La triangulation Maroc-France-Algérie n’est jamais neutre, et si un équilibre avait su et pu être maintenu des décennies durant par des présidents français conscients et fins connaisseurs de la grande Histoire et des petites histoires, le volontarisme précipité du locataire actuel du palais de l’Elysée l’aura fait voler en éclats. Cela est d’autant plus important si on garde à l’esprit le nombre de 10 millions de Français ayant une relation avec l’Algérie, et si on y ajoute les Marocains, cela fait 20% de la population française, ce qui explique la « radicalisation » de la classe politique hexagonale et la bascule de plus en plus ouvertement « raciste » d’une partie de sa population et de ses médias.
Emmanuel Macron dit que « la France ne peut se penser sans l’Algérie » et inversement. Or, il est le président de la France, qu’il veut « penser ». Ayant intimement lié les sorts et les devenirs de la France et de l’Algérie, il doit concentrer son attention sur la seconde. Dans cette triangulation France-Maroc-Algérie, il n’aura pas tant « choisi » l’Algérie que la France mais dans les deux cas, il occultera le Maroc qui ne présente pas autant d’intérêt pour le pensé et l’impensé en France. Et si le Maroc maintient sa position sur la définition de ses relations et partenariats à l’aune du Sahara, et étant entendu que M. Macron, pour penser la France, devra penser l’Algérie, il ne s’engagera pas dans la direction voulue par le Maroc.
Les relations entre Rabat et Paris connaîtront pour au moins les quatre ans à venir un éloignement profond, un creux abyssal.

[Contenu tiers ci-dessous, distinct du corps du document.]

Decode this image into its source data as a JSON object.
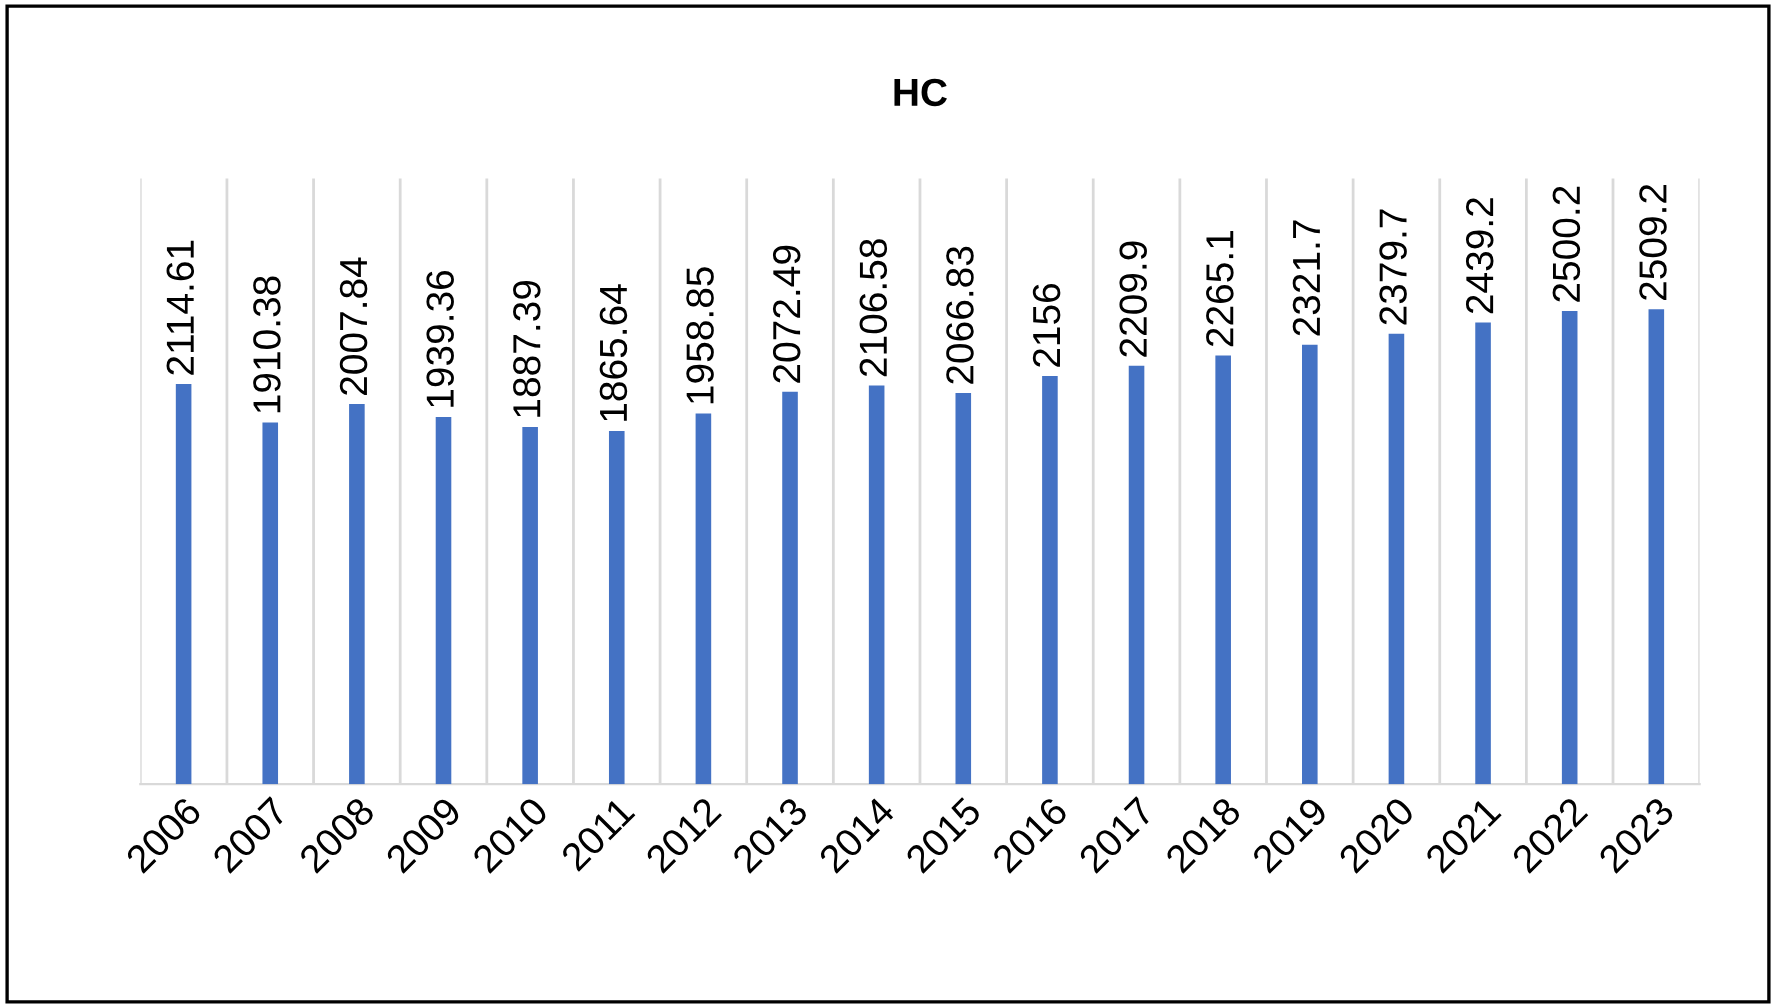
{
  "chart_data": {
    "type": "bar",
    "title": "HC",
    "categories": [
      "2006",
      "2007",
      "2008",
      "2009",
      "2010",
      "2011",
      "2012",
      "2013",
      "2014",
      "2015",
      "2016",
      "2017",
      "2018",
      "2019",
      "2020",
      "2021",
      "2022",
      "2023"
    ],
    "values": [
      2114.61,
      1910.38,
      2007.84,
      1939.36,
      1887.39,
      1865.64,
      1958.85,
      2072.49,
      2106.58,
      2066.83,
      2156,
      2209.9,
      2265.1,
      2321.7,
      2379.7,
      2439.2,
      2500.2,
      2509.2
    ],
    "color": "#4472c4",
    "ylim": [
      0,
      3200
    ],
    "tick_labels": "x",
    "grid": "x",
    "data_labels": true,
    "legend": false
  }
}
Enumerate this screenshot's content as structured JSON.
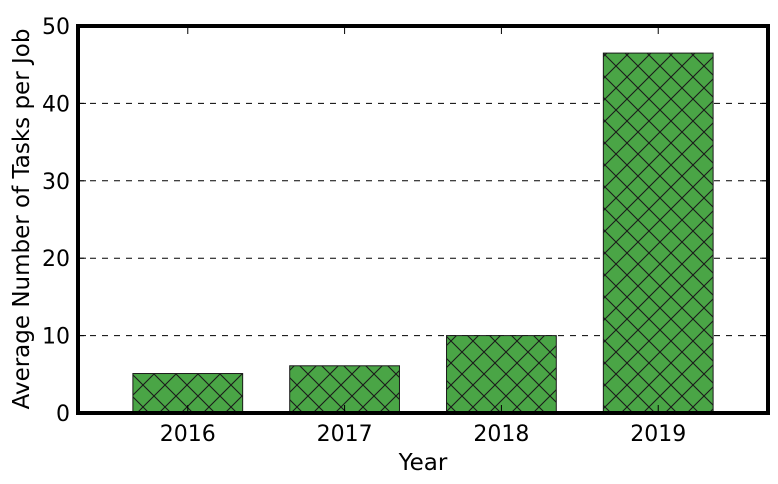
{
  "chart_data": {
    "type": "bar",
    "categories": [
      "2016",
      "2017",
      "2018",
      "2019"
    ],
    "values": [
      5.1,
      6.1,
      10.0,
      46.5
    ],
    "title": "",
    "xlabel": "Year",
    "ylabel": "Average Number of Tasks per Job",
    "ylim": [
      0,
      50
    ],
    "yticks": [
      "0",
      "10",
      "20",
      "30",
      "40",
      "50"
    ],
    "grid": "horizontal dashed",
    "legend": "none",
    "bar_color": "#4aa546",
    "hatch": "crosshatch"
  }
}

Le Maroc devra, quant à lui, pendant ce temps, par prudence et par vision stratégiques, se penser autrement, et se penser hors de la France, du français, de la culture et de l’économie françaises. Cela sera brutal, cela passera par le politique, puis l’économique, et fatalement le culturel. Et la très hypothétique visite d’Emmanuel Macron au Maroc, si elle vraiment lieu, n’y changera rien.

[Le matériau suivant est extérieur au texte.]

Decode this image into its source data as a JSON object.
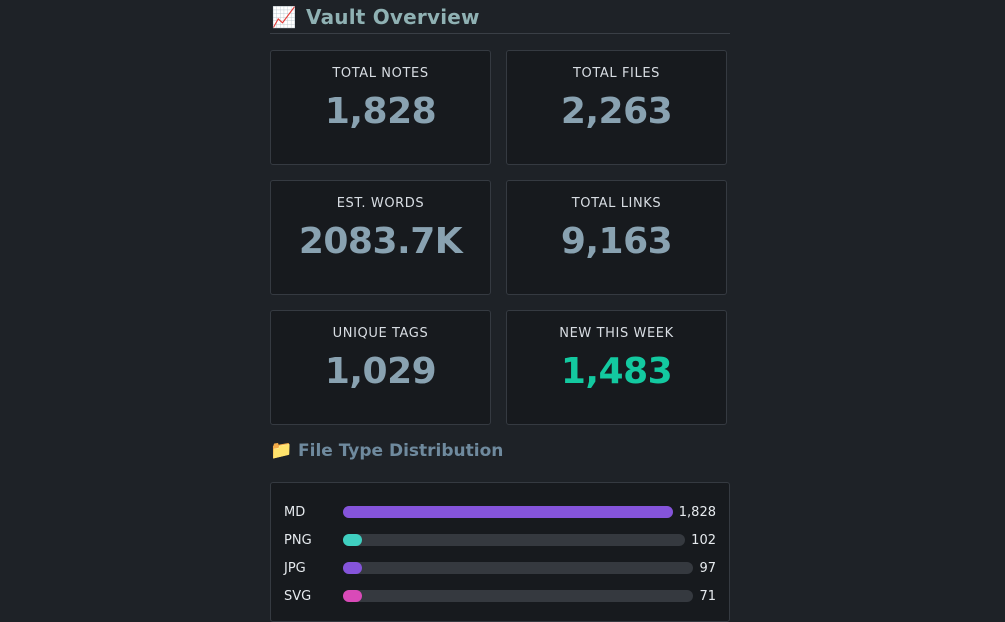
{
  "overview": {
    "emoji": "📈",
    "title": "Vault Overview"
  },
  "stats": [
    {
      "label": "TOTAL NOTES",
      "value": "1,828"
    },
    {
      "label": "TOTAL FILES",
      "value": "2,263"
    },
    {
      "label": "EST. WORDS",
      "value": "2083.7K"
    },
    {
      "label": "TOTAL LINKS",
      "value": "9,163"
    },
    {
      "label": "UNIQUE TAGS",
      "value": "1,029"
    },
    {
      "label": "NEW THIS WEEK",
      "value": "1,483"
    }
  ],
  "distribution": {
    "emoji": "📁",
    "title": "File Type Distribution",
    "items": [
      {
        "ext": "MD",
        "count": "1,828",
        "fraction": 1.0,
        "color": "#8554db"
      },
      {
        "ext": "PNG",
        "count": "102",
        "fraction": 0.056,
        "color": "#3fcfc0"
      },
      {
        "ext": "JPG",
        "count": "97",
        "fraction": 0.053,
        "color": "#8554db"
      },
      {
        "ext": "SVG",
        "count": "71",
        "fraction": 0.039,
        "color": "#d94ab8"
      }
    ]
  }
}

M. Macron commet l’erreur historique de s’arrimer et de soumettre son pays à un régime militaire, forcément éphémère, rejeté par son propre peuple, suscitant la méfiance sur le continent africain ; il s’éloigne de ce fait d’un autre pays qui, malgré ses manquements et ses défaillances, s’inscrit dans une continuité historique et plonge résolument dans sa profondeur africaine et dans ses racines arabes. Dans les cinq ans à venir, la configuration franco-maghrébine sera très profondément altérée, significativement et durablement bouleversée du fait des erreurs de jugements et des errements « refoulés » du président français.